机の足元の収納ボックスを覗いてみる。書籍類や文房具が無造作に放り込まれている。書籍の背表紙を見ていた駈が小さく声をあげた。
「卒業アルバム」
和樹も気が付いて手をかける。一瞬怯んだ後、箱入りの大型本を取り上げた。高校の卒業アルバムだ。
「うわあ。初めて見た」
「僕も」
「ボクも」
「お母さんのだよね?」
「そりゃあ多分」
和樹は丁寧に箱から重たい綴じ本を出して机の上に広げる。集合写真や行事のスナップ写真が続いた後にクラス別の個人写真が載っていた。
「うわあ、お母さん探して。早く、早く」
「急かすなって」
「えーと、これ氏名順みたいだから……」
程なく駈が見つけた。
「いた。お母さん」
兄弟たちは顔を寄せて覗き込む。
「あんまり変わらないね」
「うん」
「でも髪が短い。かわいい」
目を輝かせて花梨はささやく。お母さんはやっぱり綺麗で可愛い。
「ねえねえ、今日子ちゃんや和美ちゃんは?」
「ていうか、和樹のお父さんは?」
「それは見たいような見たくないような」
ページをめくろうとして気が付いた。2L判の大きな写真が一枚滑り出してくる。
「わ、女の子の写真だよ! もしかしてお母さん?」
写っているのは駈よりも小さな女の子だ。ピンク色のふわふわのドレスに、肩まで伸びた髪にはリボンの付いたカチューシャをしている。
「……お母さんじゃないだろう」
首を傾げる和樹の横から、駈が花梨の顔と並べて写真をかざす。
「似てる」
「え?」
写真の女の子が花梨と似ていると言うが本人にはよくわからない。
「もういいだろう。片付けて出よう」
「そんなにお父さんにバレるのが怖い?」
「あたりまえだ」
花梨は首を竦めて大人しく従う。リビングに戻って三人でおやつを食べた。
「今日ねえ、お母さんの高校のアルバム見ちゃった」
「へえ?」
「ナイショだよ」
「はいはい」
「お父さんのはうちにある?」
「持ってきてたかなあ。覚えてないよ」
「捜してよ」
「そのうちな」
ニュースを見ながら上の空で答える父に花梨は少しムッとする。だが思い出したことに機嫌を直して問いかけてみる。
「アルバムの間に知らない女の子の写真が挟まってて。誰だろう?」
「知らない子?」
「小さな女の子でね、和樹はお母さんじゃないっていうし、駈はわたしに似てるっていうし、ピンクのドレスを着ててね……」
「……っ」
いきなりお父さんがコーヒーを吹き出して花梨はびっくりする。ごほごほむせながら涙目になってお父さんが花梨に訊く。
「見たのか?」
「見たから訊いてるんだけど。お父さん知ってる?」
ぶんぶんとすごい勢いでお父さんは首を振る。
「お父さんは知らない。花梨も早く忘れろ」
なんだそれは。気に入らない気もしたが父があまりにダメージを受けている様子なので花梨は大人しく引き下がってあげた。
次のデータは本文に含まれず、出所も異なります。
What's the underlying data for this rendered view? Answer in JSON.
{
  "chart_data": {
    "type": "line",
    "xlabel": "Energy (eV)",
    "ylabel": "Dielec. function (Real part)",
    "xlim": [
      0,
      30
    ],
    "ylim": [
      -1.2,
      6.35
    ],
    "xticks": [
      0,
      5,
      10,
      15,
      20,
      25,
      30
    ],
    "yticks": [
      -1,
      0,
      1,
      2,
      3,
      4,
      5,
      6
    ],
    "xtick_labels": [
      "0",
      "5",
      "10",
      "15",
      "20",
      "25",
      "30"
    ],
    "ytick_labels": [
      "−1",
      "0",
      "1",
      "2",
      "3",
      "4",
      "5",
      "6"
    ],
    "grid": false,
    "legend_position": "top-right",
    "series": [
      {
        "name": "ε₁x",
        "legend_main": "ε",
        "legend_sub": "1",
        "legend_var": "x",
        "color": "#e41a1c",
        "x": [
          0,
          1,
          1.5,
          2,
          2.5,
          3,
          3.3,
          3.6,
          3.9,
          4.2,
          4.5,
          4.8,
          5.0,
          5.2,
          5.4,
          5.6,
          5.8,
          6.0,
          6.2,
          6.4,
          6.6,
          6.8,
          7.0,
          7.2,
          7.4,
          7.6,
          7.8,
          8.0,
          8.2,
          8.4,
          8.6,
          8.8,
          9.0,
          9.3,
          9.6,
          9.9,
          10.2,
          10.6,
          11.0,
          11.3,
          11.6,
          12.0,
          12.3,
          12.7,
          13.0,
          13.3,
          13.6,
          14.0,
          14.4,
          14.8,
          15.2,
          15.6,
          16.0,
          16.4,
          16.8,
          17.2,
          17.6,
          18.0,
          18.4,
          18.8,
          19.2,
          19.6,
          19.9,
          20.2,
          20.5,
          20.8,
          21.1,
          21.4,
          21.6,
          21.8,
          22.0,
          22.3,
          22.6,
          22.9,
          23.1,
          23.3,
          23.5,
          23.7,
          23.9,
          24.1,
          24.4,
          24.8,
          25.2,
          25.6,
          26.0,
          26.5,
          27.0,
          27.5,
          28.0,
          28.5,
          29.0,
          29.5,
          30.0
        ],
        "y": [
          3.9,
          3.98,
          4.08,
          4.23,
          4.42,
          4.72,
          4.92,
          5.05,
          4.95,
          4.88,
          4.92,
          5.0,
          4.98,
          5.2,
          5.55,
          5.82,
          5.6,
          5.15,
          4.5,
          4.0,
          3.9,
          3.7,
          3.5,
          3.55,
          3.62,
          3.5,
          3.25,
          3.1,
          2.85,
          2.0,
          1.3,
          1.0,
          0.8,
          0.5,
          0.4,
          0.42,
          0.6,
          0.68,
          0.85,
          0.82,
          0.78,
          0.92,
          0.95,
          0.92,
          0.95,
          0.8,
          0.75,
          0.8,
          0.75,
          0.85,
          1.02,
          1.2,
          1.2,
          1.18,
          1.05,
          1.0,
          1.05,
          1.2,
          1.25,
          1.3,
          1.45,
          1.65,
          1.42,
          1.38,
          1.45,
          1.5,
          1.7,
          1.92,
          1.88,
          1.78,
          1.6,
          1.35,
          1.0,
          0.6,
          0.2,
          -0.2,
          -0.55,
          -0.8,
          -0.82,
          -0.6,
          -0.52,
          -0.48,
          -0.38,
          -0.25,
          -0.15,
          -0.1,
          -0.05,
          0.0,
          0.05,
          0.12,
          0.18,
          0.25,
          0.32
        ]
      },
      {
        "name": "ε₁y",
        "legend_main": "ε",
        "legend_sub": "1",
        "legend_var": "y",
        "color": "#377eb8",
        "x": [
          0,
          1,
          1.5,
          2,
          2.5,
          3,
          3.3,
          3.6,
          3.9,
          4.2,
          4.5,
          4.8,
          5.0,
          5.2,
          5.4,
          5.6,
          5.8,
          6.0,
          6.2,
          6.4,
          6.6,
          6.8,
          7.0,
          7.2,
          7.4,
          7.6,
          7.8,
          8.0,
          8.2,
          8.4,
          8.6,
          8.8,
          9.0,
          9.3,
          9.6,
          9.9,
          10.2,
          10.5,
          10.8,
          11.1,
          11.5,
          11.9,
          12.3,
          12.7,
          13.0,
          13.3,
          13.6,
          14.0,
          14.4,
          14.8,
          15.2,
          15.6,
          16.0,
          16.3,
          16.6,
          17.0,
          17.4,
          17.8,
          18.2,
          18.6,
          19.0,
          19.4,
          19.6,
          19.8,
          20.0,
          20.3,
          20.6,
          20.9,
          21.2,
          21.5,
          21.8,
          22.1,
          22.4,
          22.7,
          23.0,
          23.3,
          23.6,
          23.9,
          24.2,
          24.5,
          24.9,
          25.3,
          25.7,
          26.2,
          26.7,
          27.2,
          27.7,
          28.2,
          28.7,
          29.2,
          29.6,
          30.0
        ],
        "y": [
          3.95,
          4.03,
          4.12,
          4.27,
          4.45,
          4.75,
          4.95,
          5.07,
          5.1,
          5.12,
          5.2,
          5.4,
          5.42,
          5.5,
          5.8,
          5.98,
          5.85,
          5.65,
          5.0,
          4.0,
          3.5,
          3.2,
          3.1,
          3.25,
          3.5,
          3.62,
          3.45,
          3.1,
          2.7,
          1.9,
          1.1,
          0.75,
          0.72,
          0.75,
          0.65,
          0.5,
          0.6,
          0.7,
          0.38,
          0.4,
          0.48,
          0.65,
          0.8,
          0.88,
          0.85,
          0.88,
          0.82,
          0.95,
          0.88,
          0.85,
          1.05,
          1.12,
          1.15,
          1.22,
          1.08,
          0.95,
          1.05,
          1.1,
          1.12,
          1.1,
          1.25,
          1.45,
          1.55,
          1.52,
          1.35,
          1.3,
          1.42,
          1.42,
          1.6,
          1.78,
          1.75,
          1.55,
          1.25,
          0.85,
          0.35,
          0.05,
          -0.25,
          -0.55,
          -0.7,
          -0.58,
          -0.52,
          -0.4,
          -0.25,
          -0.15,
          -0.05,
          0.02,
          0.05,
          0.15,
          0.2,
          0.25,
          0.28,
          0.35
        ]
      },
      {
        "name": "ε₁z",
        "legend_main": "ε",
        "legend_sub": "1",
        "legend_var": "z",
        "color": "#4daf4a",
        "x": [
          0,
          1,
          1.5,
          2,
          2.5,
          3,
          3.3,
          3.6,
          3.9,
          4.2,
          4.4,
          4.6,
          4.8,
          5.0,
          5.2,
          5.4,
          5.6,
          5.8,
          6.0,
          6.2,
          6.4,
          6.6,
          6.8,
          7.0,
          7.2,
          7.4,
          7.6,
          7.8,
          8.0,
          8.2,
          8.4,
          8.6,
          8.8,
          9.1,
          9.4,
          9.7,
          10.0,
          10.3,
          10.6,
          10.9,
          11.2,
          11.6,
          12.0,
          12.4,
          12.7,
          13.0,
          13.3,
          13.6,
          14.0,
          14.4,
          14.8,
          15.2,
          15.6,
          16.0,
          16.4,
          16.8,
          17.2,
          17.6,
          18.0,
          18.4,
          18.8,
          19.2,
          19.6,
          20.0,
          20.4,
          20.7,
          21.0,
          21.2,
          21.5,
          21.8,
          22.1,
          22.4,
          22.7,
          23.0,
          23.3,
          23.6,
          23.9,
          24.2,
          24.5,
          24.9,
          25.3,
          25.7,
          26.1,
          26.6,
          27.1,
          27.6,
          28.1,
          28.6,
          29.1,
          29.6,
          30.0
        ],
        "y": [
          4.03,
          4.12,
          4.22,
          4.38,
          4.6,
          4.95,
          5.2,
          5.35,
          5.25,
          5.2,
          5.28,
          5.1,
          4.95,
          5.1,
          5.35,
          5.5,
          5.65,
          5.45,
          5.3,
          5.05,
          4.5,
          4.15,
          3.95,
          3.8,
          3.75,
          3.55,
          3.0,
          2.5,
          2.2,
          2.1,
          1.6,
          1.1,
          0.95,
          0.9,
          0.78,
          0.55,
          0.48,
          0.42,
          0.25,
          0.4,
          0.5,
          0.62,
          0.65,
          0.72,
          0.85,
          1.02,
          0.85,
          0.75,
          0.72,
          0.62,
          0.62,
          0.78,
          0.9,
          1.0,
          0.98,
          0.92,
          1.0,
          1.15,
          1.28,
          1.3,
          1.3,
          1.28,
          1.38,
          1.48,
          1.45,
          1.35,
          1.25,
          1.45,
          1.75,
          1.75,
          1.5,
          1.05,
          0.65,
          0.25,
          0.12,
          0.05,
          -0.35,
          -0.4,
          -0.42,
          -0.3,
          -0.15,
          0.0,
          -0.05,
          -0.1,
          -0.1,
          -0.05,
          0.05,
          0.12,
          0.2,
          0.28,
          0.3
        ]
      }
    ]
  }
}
入浴の後、花梨が寝入ったのを見計らって彼は電話を取り上げた。
「もしもし?」
電話口に出た相手に話しても大丈夫かと前置きする。了承を貰って彼は幾分声を大きくして問い詰めた。
「ねえ、何であの写真まだ持ってるの? 兄貴に返したんじゃなかったの?」
『何のこと?』
「先輩の卒業アルバムに挟まってたの子どもたちが見つけたって」
『ああ。そうだったかな、覚えてないや』
まったくこの人は。ぐりぐりと彼は自分の眉間を揉む。
「なんでよりによって家に置いとくの? 一ノ瀬さんに見られたらって思うとぞっとする。ちゃんと処分してよ。いい?」
『わかったわかった』
笑いを含んだ声が軽い調子で返事をして、それから訝し気に尋ねてきた。
『あの子たちはどうして私のものを漁ったの?』
「花梨が、お母さんの写真はないのかって」
『ふうん?』
「寂しいんだと思うよ」
沈黙が降りた電話口に彼はそっと囁く。
「おれも寂しい」
『私も』
返ってきたやさしい声音に怒りが霧散していることに気付く。駄目だな、自分。いくつになっても。
『もうすぐ帰れるから』
「うん。待ってる」
愛する人に向かって彼も優しく言葉を返した。
「おじいちゃん、おばあちゃんの言うことちゃんと聞くんだぞ。八時に迎えに来るからな」
「はあい」
「ありがとうございました」
母方の祖父母の家の前で花梨と和樹がクルマを降りていく。最後に残った駈はじっと花梨のお父さんの顔を見つめる。
「えーと、どうしたの?」
「……ボク、誰にも言いませんから」
「……。それはどうもありがとう」
苦く笑った花梨の父親に会釈して、駈もクルマを降りて玄関に向かった。
お母さんは天使で悪魔で女神様。いたずら好きは直らない。